The database uses jsonb
, which is only available in Postgres 9.4 and beyond.
The Go server exposes http/pprof/trace
, which is only available in Go 1.5 and
beyond.
You can probably fork the project to remove the http/pprof handlers and replace jsonb with json and it should compile/run fine.
This project has two points of failure:
-
If the database goes down, you can't enqueue any new jobs, or process any work. This is acceptable for most companies and projects. If this is unacceptable you may want to check out a distributed scheduler like Chronos, or use something else for the job queue, like SQS.
-
If the dequeuer goes down, you can't process any work. You can run multiple dequeuers, or manually split the single concurrency value across multiple machines, or just wait until the machine comes back up again. Note if the dequeuer goes down you can still enqueue jobs, the database queue will continue to grow.
-
Pull jobs out of the database in batches, and send them to the dequeuers over channels.
-
Use it only as a scheduler, and move the job queue to SQS or something else.
-
Run the server on multiple machines. The worker can't run on multiple machines without violating the concurrency guarantees.
-
Run the worker on multiple machines, and ignore or update the concurrency guarantees.
-
Run the downstream worker on a larger number of machines.
-
Shard the Postgres database so jobs A-M are in one database, and N-Z are in another. Would need to update
db.Conn
to be an interface, or wrap it behind a function. -
Delete/archive all rows from
archived_jobs
that are older than 180 days, on a rolling basis.

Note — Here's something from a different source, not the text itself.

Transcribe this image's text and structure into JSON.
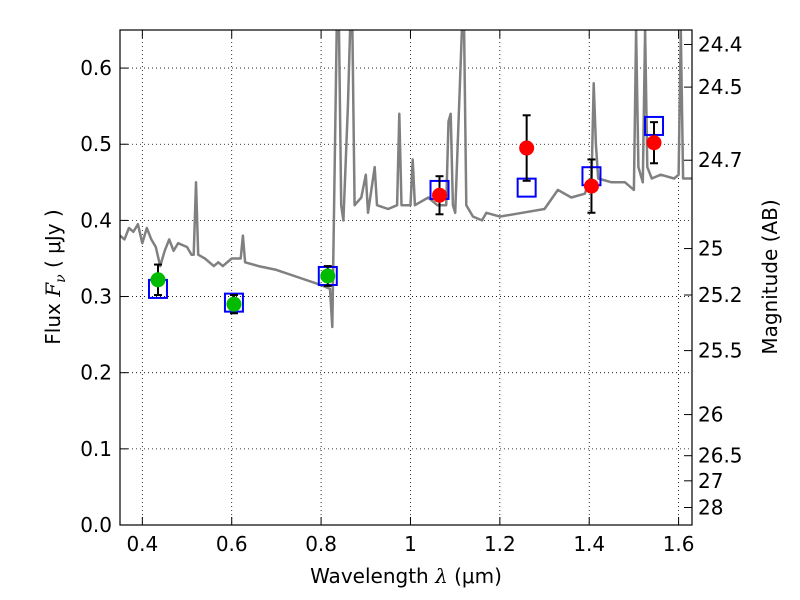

I doubt this will help much, but it might. -
Get a bigger Postgres database.
-
Upgrade to Postgres 9.5 and update the Acquire() strategy to use SKIP LOCKED.
-
Allow UPDATEs to jobs once they've been created
-
API for retrieving recent jobs/paging through archived jobs, by name
-
Dequeuer listens on a local socket/port, so you can send commands to it to add/remove dequeuers on the fly.